Along this forgotten coastline lies the ancient port site of Vista Alegre. The Maya here were faced with the extraordinarily complex and harsh coastal environment of the Laguna Holbox, which is characterized by a mosaic of non-arable zones where maize agriculture was next to impossible. For a traditionally agricultural society to survive and thrive in this marginal environment required highly specialized subsistence strategies – involving perennial access to freshwater, exploitation of marine resources, and cultivation of niche plant species. In addition, little is known about the site’s shifting alliances with inland and coastal groups, or how such a site responded to the periodic tropical storms that ravaged the coast. To best contextualize this complex interrelationship between human (maritime) activity and natural features and events as expressed in the material record, we have adopted the maritime cultural landscape approach. By bringing together scholars from the fields of archaeology, coastal ecology, geoarchaeology, and hydrogeology, the proposed summer 2010 project will further this approach and explore adaptive subsistence strategies at the human-coastal interface.

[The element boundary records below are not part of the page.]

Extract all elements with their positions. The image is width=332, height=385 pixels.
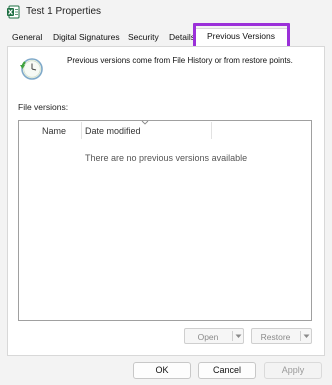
file-versions-list[interactable]: Name Date modified There are no previous… <box>18 120 312 321</box>
sort-chevron-icon <box>141 120 149 125</box>
cancel-button[interactable]: Cancel <box>198 362 256 379</box>
restore-button-label: Restore <box>260 332 291 342</box>
tab-general[interactable]: General <box>12 31 42 46</box>
tab-previous-versions[interactable]: Previous Versions <box>194 28 288 46</box>
apply-button[interactable]: Apply <box>264 362 322 379</box>
ok-button[interactable]: OK <box>133 362 191 379</box>
chevron-down-icon[interactable] <box>303 334 310 339</box>
column-divider[interactable] <box>81 122 82 139</box>
excel-file-icon <box>7 5 20 19</box>
open-button-label: Open <box>197 332 219 342</box>
column-header-name[interactable]: Name <box>42 126 66 136</box>
restore-button[interactable]: Restore <box>251 328 312 344</box>
previous-versions-description: Previous versions come from File History… <box>67 56 293 65</box>
column-header-date-modified[interactable]: Date modified <box>85 126 141 136</box>
tab-details[interactable]: Details <box>169 31 195 46</box>
open-button[interactable]: Open <box>184 328 244 344</box>
file-history-clock-icon <box>20 58 43 80</box>
chevron-down-icon[interactable] <box>235 334 242 339</box>
window-title: Test 1 Properties <box>26 6 102 17</box>
column-divider[interactable] <box>211 122 212 139</box>
split-separator <box>300 331 301 341</box>
tab-security[interactable]: Security <box>128 31 159 46</box>
title-bar: Test 1 Properties <box>0 0 332 24</box>
empty-list-message: There are no previous versions available <box>85 153 248 163</box>
split-separator <box>232 331 233 341</box>
tab-strip: General Digital Signatures Security Deta… <box>0 28 332 46</box>
file-versions-label: File versions: <box>18 102 69 112</box>
tab-digital-signatures[interactable]: Digital Signatures <box>53 31 120 46</box>
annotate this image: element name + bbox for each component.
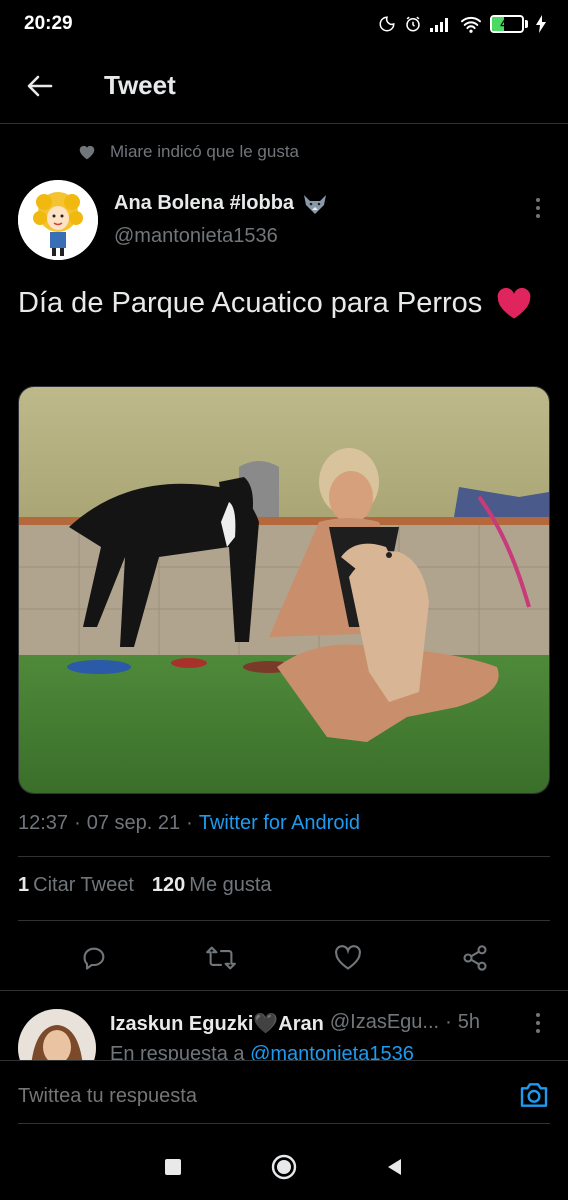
quote-tweets-count: 1 bbox=[18, 874, 30, 896]
author-handle[interactable]: @mantonieta1536 bbox=[114, 225, 328, 248]
reply-mention-link[interactable]: @mantonieta1536 bbox=[250, 1043, 414, 1060]
tweet-time: 12:37 bbox=[18, 812, 69, 834]
reply-author-name[interactable]: Izaskun Eguzki🖤Aran bbox=[110, 1011, 324, 1036]
system-back-button[interactable] bbox=[375, 1147, 415, 1187]
quote-tweets-stat[interactable]: 1 Citar Tweet bbox=[18, 874, 134, 897]
more-vertical-icon bbox=[536, 198, 540, 218]
home-icon bbox=[271, 1154, 297, 1180]
reply-icon bbox=[83, 947, 104, 970]
alarm-icon bbox=[406, 16, 420, 32]
reply-time: 5h bbox=[457, 1011, 481, 1033]
status-icons: 40 bbox=[378, 15, 546, 33]
status-bar: 20:29 40 bbox=[0, 0, 568, 48]
reply-more-button[interactable] bbox=[532, 1011, 544, 1035]
reply-author-handle: @IzasEgu... bbox=[329, 1011, 440, 1033]
author-name-row[interactable]: Ana Bolena #lobba bbox=[114, 192, 328, 215]
arrow-left-icon bbox=[27, 75, 53, 96]
status-time: 20:29 bbox=[24, 13, 73, 34]
camera-button[interactable] bbox=[518, 1079, 550, 1111]
battery-icon: 40 bbox=[490, 15, 528, 33]
reply-header: Izaskun Eguzki🖤Aran @IzasEgu... · 5h bbox=[110, 1011, 480, 1036]
wolf-icon bbox=[304, 194, 327, 214]
compose-bar bbox=[0, 1060, 568, 1134]
social-context-text: Miare indicó que le gusta bbox=[110, 142, 300, 161]
more-vertical-icon bbox=[536, 1013, 540, 1033]
retweet-button[interactable] bbox=[199, 936, 243, 980]
tweet-author: Ana Bolena #lobba @mantonieta1536 bbox=[18, 180, 550, 264]
reply-button[interactable] bbox=[72, 936, 116, 980]
likes-count: 120 bbox=[151, 874, 186, 896]
reply-separator: · bbox=[445, 1011, 452, 1033]
page-title: Tweet bbox=[104, 70, 176, 100]
meta-separator: · bbox=[186, 812, 193, 834]
charging-icon bbox=[536, 15, 546, 33]
likes-label: Me gusta bbox=[189, 874, 272, 896]
back-icon bbox=[387, 1159, 401, 1175]
tweet-actions bbox=[0, 936, 568, 980]
share-icon bbox=[462, 945, 487, 971]
social-context[interactable]: Miare indicó que le gusta bbox=[78, 142, 299, 162]
tweet-date: 07 sep. 21 bbox=[86, 812, 181, 834]
compose-underline bbox=[18, 1123, 550, 1124]
tweet-photo[interactable] bbox=[18, 386, 550, 794]
header: Tweet bbox=[0, 48, 568, 124]
tweet-source-link[interactable]: Twitter for Android bbox=[199, 812, 360, 835]
reply-tweet[interactable]: Izaskun Eguzki🖤Aran @IzasEgu... · 5h En … bbox=[0, 990, 568, 1060]
quote-tweets-label: Citar Tweet bbox=[33, 874, 134, 896]
tweet-text: Día de Parque Acuatico para Perros bbox=[18, 282, 548, 324]
divider bbox=[18, 856, 550, 857]
home-button[interactable] bbox=[264, 1147, 304, 1187]
retweet-icon bbox=[205, 946, 236, 970]
heart-icon bbox=[79, 145, 95, 160]
reply-context: En respuesta a @mantonieta1536 bbox=[110, 1043, 414, 1060]
avatar[interactable] bbox=[18, 180, 98, 260]
reply-avatar[interactable] bbox=[18, 1009, 96, 1060]
recents-button[interactable] bbox=[153, 1147, 193, 1187]
divider bbox=[18, 920, 550, 921]
battery-level: 40 bbox=[500, 17, 514, 31]
camera-icon bbox=[520, 1083, 548, 1107]
like-icon bbox=[334, 945, 361, 970]
wifi-icon bbox=[461, 16, 481, 33]
moon-icon bbox=[379, 16, 395, 32]
author-name: Ana Bolena #lobba bbox=[114, 192, 295, 214]
more-options-button[interactable] bbox=[532, 194, 544, 222]
likes-stat[interactable]: 120 Me gusta bbox=[152, 874, 272, 897]
like-button[interactable] bbox=[326, 936, 370, 980]
reply-prefix: En respuesta a bbox=[110, 1043, 245, 1060]
meta-separator: · bbox=[74, 812, 81, 834]
share-button[interactable] bbox=[453, 936, 497, 980]
signal-icon bbox=[430, 18, 448, 32]
system-nav-bar bbox=[0, 1134, 568, 1200]
back-button[interactable] bbox=[20, 66, 60, 106]
red-heart-icon bbox=[497, 288, 531, 319]
tweet-meta: 12:37 · 07 sep. 21 · Twitter for Android bbox=[18, 812, 360, 835]
tweet-stats: 1 Citar Tweet 120 Me gusta bbox=[18, 874, 272, 897]
tweet-text-content: Día de Parque Acuatico para Perros bbox=[18, 287, 483, 319]
reply-input[interactable] bbox=[18, 1085, 478, 1108]
recents-icon bbox=[165, 1159, 182, 1175]
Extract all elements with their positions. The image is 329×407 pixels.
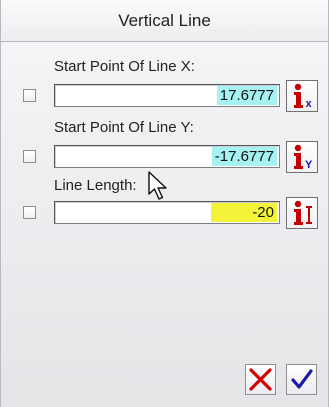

By reconstructing in detail what life was like at the ancient coastal port of Vista Alegre, the Costa Escondida Project will not only provide new data for Mayanists and Mesoamericanists but will allow for cross-cultural comparisons about the past strategies used to incorporate port sites into larger, centralized political economies. Consistent with the goals of NOAA-OER, we endeavor to enhance our scientific understanding of peoples’ interaction with the sea, to engage the public through compelling and relevant stories about maritime history, and to enable local partners to better protect and preserve their coastal and submerged cultural resources.


FAMSI Grant

The Foundation for the Advancement of Mesoamerican Studies, Inc. graciously supported Rissolo and Glover in their initial research efforts at Vista Alegre.  The grant funded the first mapping season at the site and provided the foundation for the start of the Proyecto Costa Escondida.